1. The input medical information (including how obtained, relevance, how data compares to relevant subsets of subjects, and data quality requirements)

2. A plain language description of underlying algorithm development and validation, including the following:

• A summary of the logic or methods
• Data (to allow the HCP to assess whether the data is representative of their patient population and if best practices were followed)
• A description of results from clinical studies conducted to validate the software (e.g., full reports of studies identified, summaries of the strength of studies, studies most closely matching patient-specific diagnosis or demographics, and key elements of the diagnosis or demographics searched for in the medical record noted)

3. Relevant patient-specific information, limitations or other information that may be relevant, such as missing, corrupted or unexpected input data values or significant variability.
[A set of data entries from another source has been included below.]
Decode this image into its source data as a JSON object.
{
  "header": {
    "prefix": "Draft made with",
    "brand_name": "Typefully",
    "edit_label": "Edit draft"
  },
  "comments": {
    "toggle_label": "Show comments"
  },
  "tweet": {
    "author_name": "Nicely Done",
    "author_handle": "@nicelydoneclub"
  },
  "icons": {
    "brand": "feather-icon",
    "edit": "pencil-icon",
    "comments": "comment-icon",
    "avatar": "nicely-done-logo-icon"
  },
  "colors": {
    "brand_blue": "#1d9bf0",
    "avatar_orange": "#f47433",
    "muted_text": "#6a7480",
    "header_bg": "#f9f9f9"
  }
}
FDA’s example 33 in the guidance (a software function that analyzes patient-specific medical information to provide a list of follow-up options for the HCP to consider) does not satisfy criterion 4 primarily because “input medical information is not adequately disclosed . . . from the patient’s medical record or . . . the radiologist report” and because “specific details on the independence of the development and validation datasets, such as the distribution of cases from different sites, breast density, ethnicity, or other important factors, are not available,” and therefore “the HCP will not be able to assess if the results are generalizable.”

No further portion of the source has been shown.